Machine Learning Boosted Entropy-Engineered Synthesis of CuCo Nanometric Solid Solution Alloys for Near-100% Nitrate-to-Ammonia Selectivity

ACS Appl Mater Interfaces. 2024 Dec 28. doi: 10.1021/acsami.4c14956. Online ahead of print.

Abstract

Nanometric solid solution alloys are utilized in a broad range of fields, including catalysis, energy storage, medical application, and sensor technology. Unfortunately, the synthesis of these alloys becomes increasingly challenging as the disparity between the metal elements grows, due to differences in atomic sizes, melting points, and chemical affinities.

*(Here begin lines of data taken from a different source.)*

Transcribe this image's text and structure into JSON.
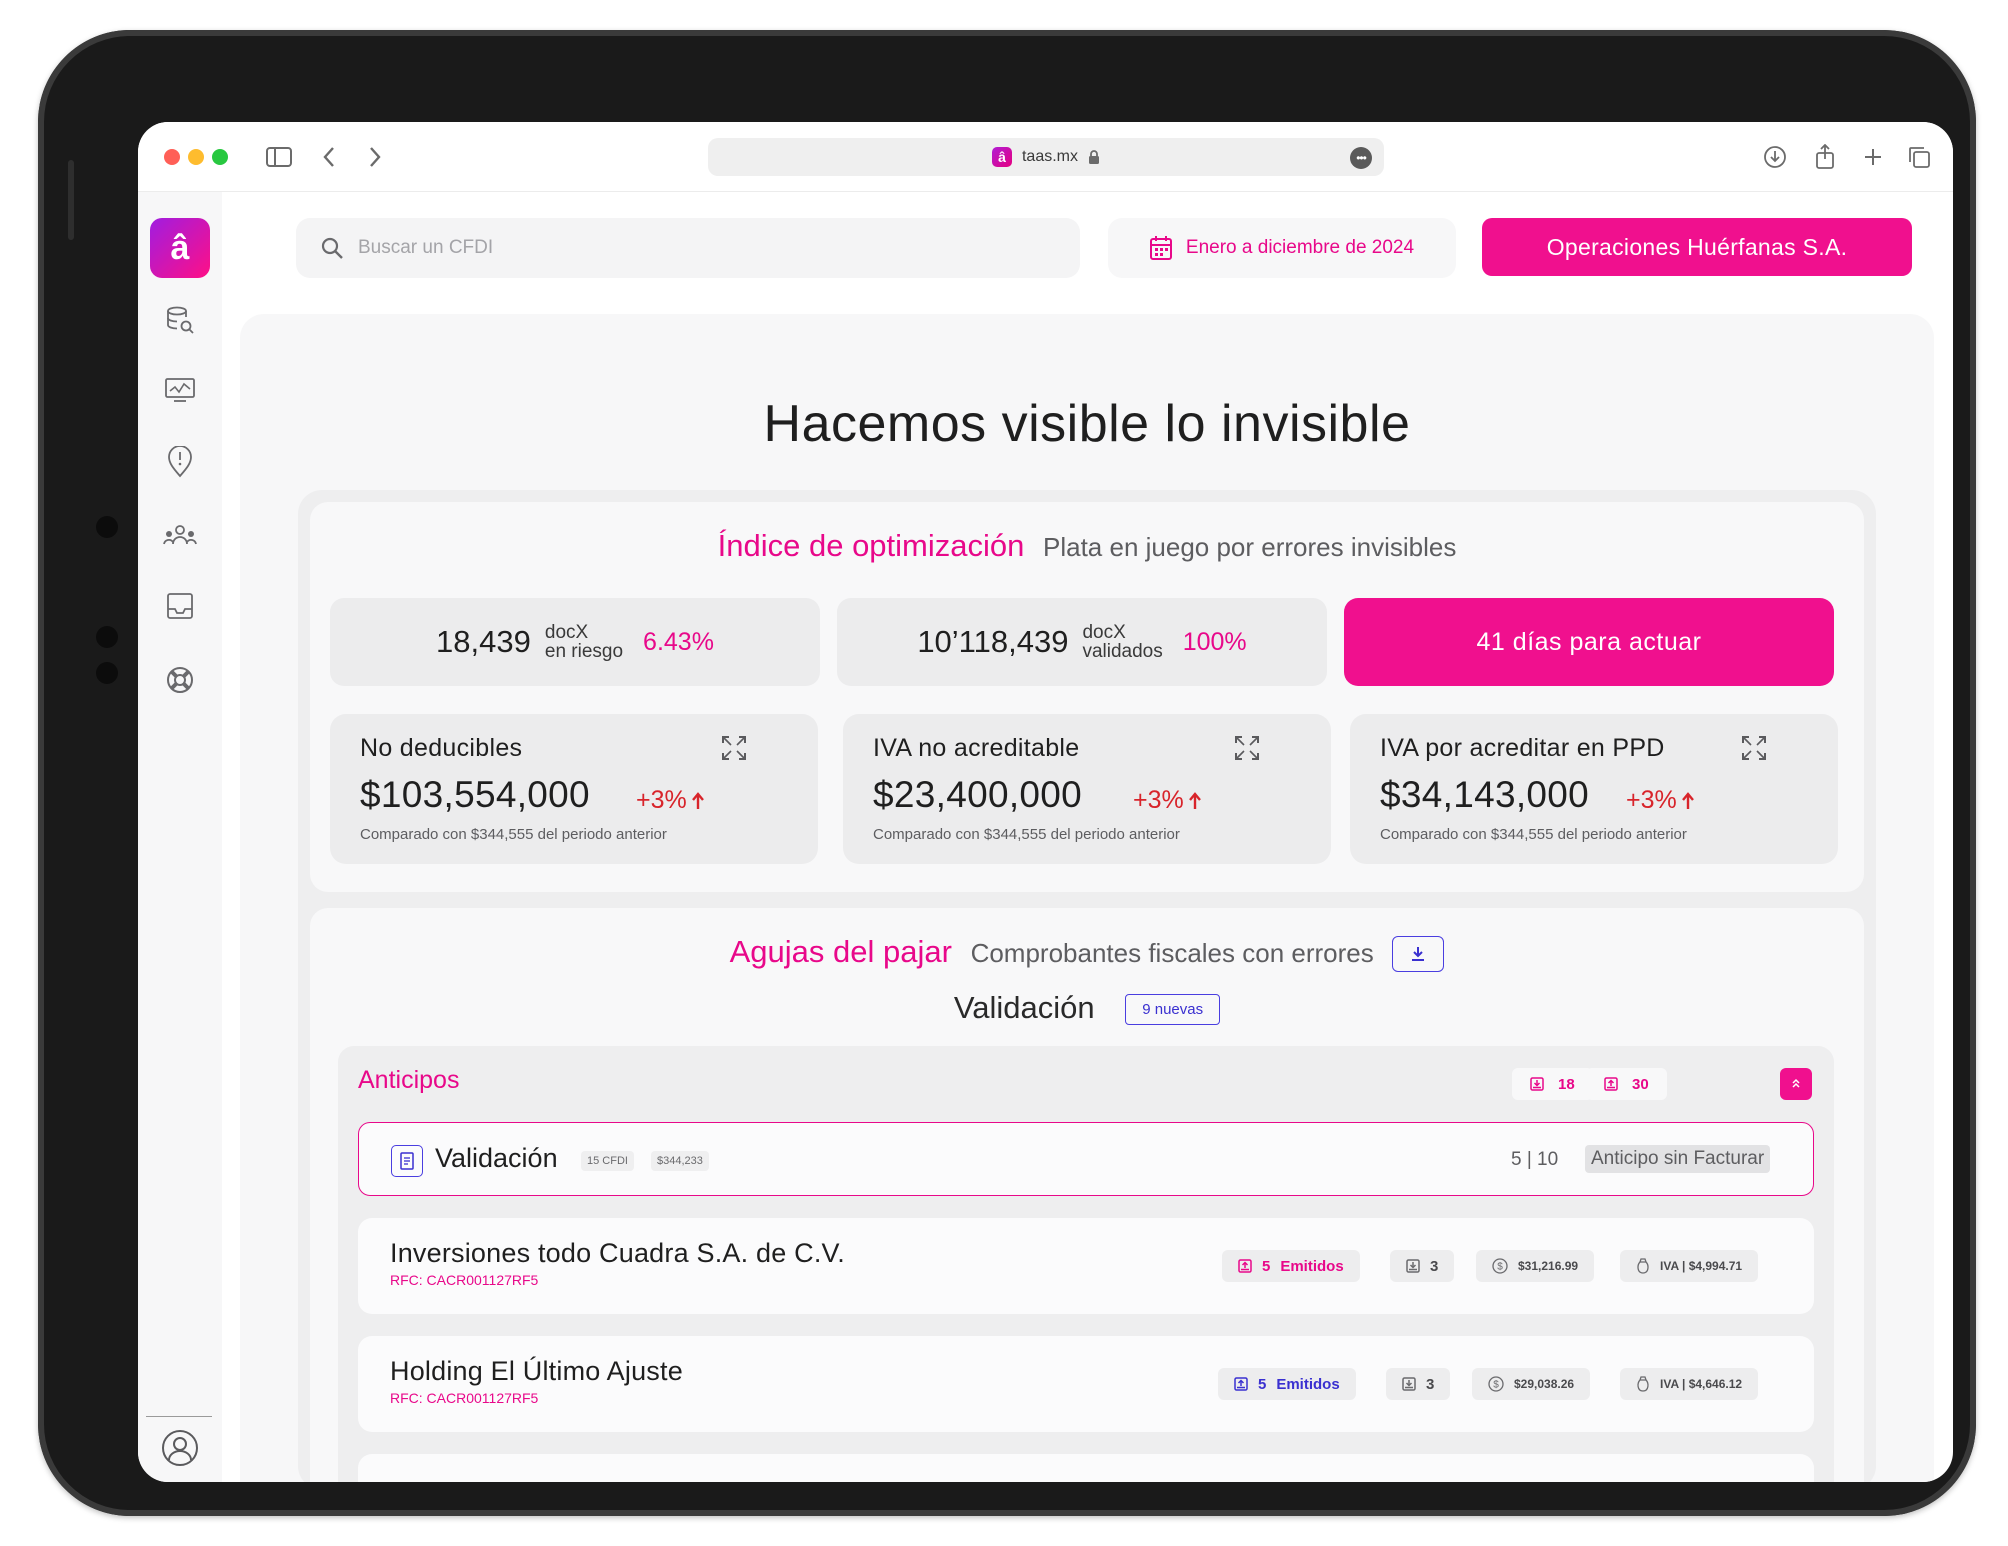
{
  "browser": {
    "url": "taas.mx",
    "favicon_letter": "â"
  },
  "app": {
    "logo_letter": "â",
    "accent": "#f0108e",
    "secondary_accent": "#4a3ee0",
    "sidebar": {
      "items": [
        {
          "icon": "database-search-icon"
        },
        {
          "icon": "monitor-chart-icon"
        },
        {
          "icon": "alert-shield-icon"
        },
        {
          "icon": "team-icon"
        },
        {
          "icon": "inbox-tray-icon"
        },
        {
          "icon": "lifebuoy-icon"
        }
      ],
      "footer_icon": "user-account-icon"
    },
    "topbar": {
      "search_placeholder": "Buscar un CFDI",
      "date_range": "Enero a diciembre de 2024",
      "company": "Operaciones Huérfanas S.A."
    }
  },
  "hero": "Hacemos visible lo invisible",
  "optimization": {
    "title": "Índice de optimización",
    "subtitle": "Plata en juego por errores invisibles",
    "stats": [
      {
        "value": "18,439",
        "label_top": "docX",
        "label_bottom": "en riesgo",
        "percent": "6.43%"
      },
      {
        "value": "10’118,439",
        "label_top": "docX",
        "label_bottom": "validados",
        "percent": "100%"
      }
    ],
    "cta": "41 días para actuar",
    "metrics": [
      {
        "title": "No deducibles",
        "value": "$103,554,000",
        "delta": "+3%",
        "note": "Comparado con $344,555 del periodo anterior"
      },
      {
        "title": "IVA no acreditable",
        "value": "$23,400,000",
        "delta": "+3%",
        "note": "Comparado con $344,555 del periodo anterior"
      },
      {
        "title": "IVA por acreditar en PPD",
        "value": "$34,143,000",
        "delta": "+3%",
        "note": "Comparado con $344,555 del periodo anterior"
      }
    ]
  },
  "needles": {
    "title": "Agujas del pajar",
    "subtitle": "Comprobantes fiscales con errores",
    "validation_label": "Validación",
    "new_badge": "9 nuevas",
    "group": {
      "title": "Anticipos",
      "chip_received": "18",
      "chip_issued": "30",
      "validation_card": {
        "title": "Validación",
        "cfdi_chip": "15 CFDI",
        "amount_chip": "$344,233",
        "ratio": "5 | 10",
        "tag": "Anticipo sin Facturar"
      },
      "rows": [
        {
          "name": "Inversiones todo Cuadra S.A. de C.V.",
          "rfc": "RFC: CACR001127RF5",
          "issued_count": "5",
          "issued_label": "Emitidos",
          "received_count": "3",
          "amount": "$31,216.99",
          "iva": "IVA | $4,994.71"
        },
        {
          "name": "Holding El Último Ajuste",
          "rfc": "RFC: CACR001127RF5",
          "issued_count": "5",
          "issued_label": "Emitidos",
          "received_count": "3",
          "amount": "$29,038.26",
          "iva": "IVA | $4,646.12"
        }
      ]
    }
  }
}
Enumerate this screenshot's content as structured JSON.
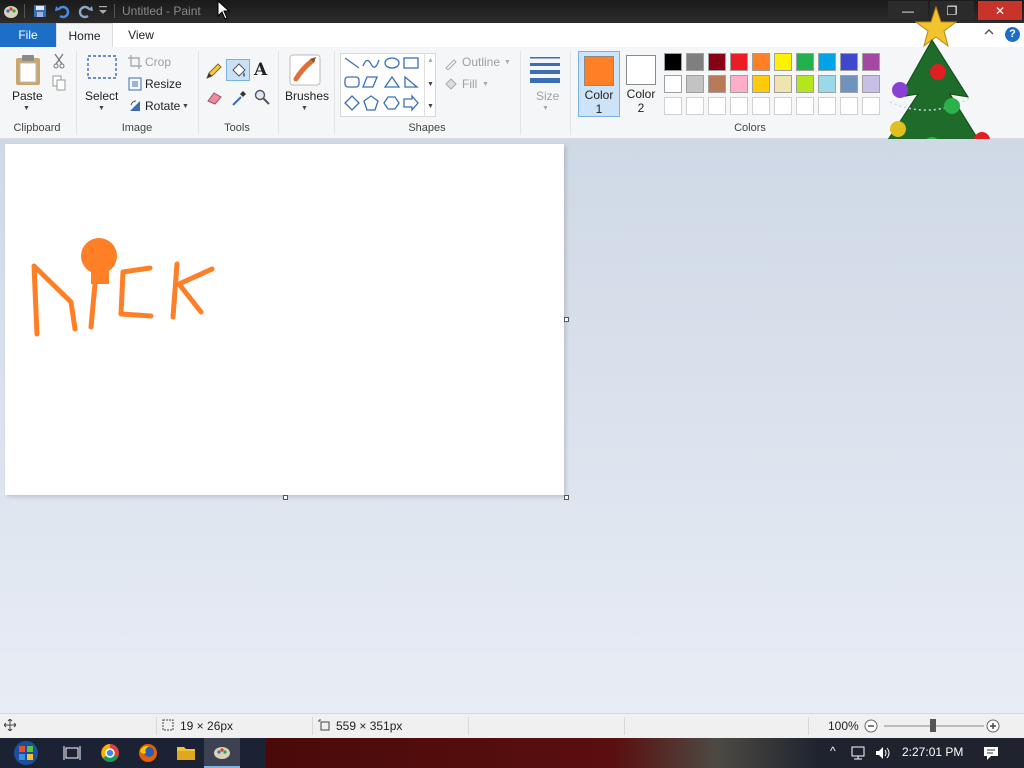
{
  "window": {
    "title": "Untitled - Paint",
    "minimize": "—",
    "maximize": "❐",
    "close": "✕"
  },
  "tabs": {
    "file": "File",
    "home": "Home",
    "view": "View",
    "help": "?"
  },
  "ribbon": {
    "clipboard": {
      "paste": "Paste",
      "label": "Clipboard"
    },
    "image": {
      "select": "Select",
      "crop": "Crop",
      "resize": "Resize",
      "rotate": "Rotate",
      "label": "Image"
    },
    "tools": {
      "label": "Tools"
    },
    "brushes": {
      "label": "Brushes"
    },
    "shapes": {
      "outline": "Outline",
      "fill": "Fill",
      "label": "Shapes"
    },
    "size": {
      "label": "Size"
    },
    "colors": {
      "color1_label": "Color 1",
      "color1_number": "1",
      "color1_word": "Color",
      "color2_word": "Color",
      "color2_number": "2",
      "label": "Colors",
      "color1": "#ff7f27",
      "color2": "#ffffff",
      "palette_row1": [
        "#000000",
        "#7f7f7f",
        "#880015",
        "#ed1c24",
        "#ff7f27",
        "#fff200",
        "#22b14c",
        "#00a2e8",
        "#3f48cc",
        "#a349a4"
      ],
      "palette_row2": [
        "#ffffff",
        "#c3c3c3",
        "#b97a57",
        "#ffaec9",
        "#ffc90e",
        "#efe4b0",
        "#b5e61d",
        "#99d9ea",
        "#7092be",
        "#c8bfe7"
      ]
    }
  },
  "canvas": {
    "drawing_text": "Nick",
    "stroke_color": "#ff7f27"
  },
  "status": {
    "selection_size": "19 × 26px",
    "canvas_size": "559 × 351px",
    "zoom": "100%"
  },
  "taskbar": {
    "clock": "2:27:01 PM",
    "tray_chevron": "^"
  }
}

This study utilized a data-driven approach incorporating sample balancing enhancement techniques and multilayer perceptron (MLP) algorithms to improve the model's ability to handle imbalanced data, significantly boosting the efficiency of experimental parameter optimization. Building on this enhanced data processing framework, we developed an entropy-engineered synthesis approach specifically designed to produce stable, nanometric copper and cobalt (CuCo) solid solution alloys. Under conditions of -0.425 V (vs RHE), the CuCo alloy exhibited nearly 100% Faraday efficiency (FE) and a high ammonia production rate of 232.17 mg h-1 mg-1. Stability tests in a simulated industrial environment showed that the catalyst maintained over 80% FE and an ammonia production rate exceeding 170 mg h-1 mg-1 over a testing period of 120 h, outperforming most reported catalysts. To delve deeper into the synergistic interaction mechanisms between Cu and Co, in situ Raman spectroscopy was utilized for real-time monitoring, and density functional theory (DFT) calculations further substantiated our findings. These results not only highlight the exceptional catalytic performance of the CuCo alloy but also reflect the effective electronic and energy interactions between the two metals.

Keywords: AI for Material; CuCo Nanocrystals; Entropy Engineer; Machine Learning; Nitrate Reduction Reaction; Solid Solution Alloy.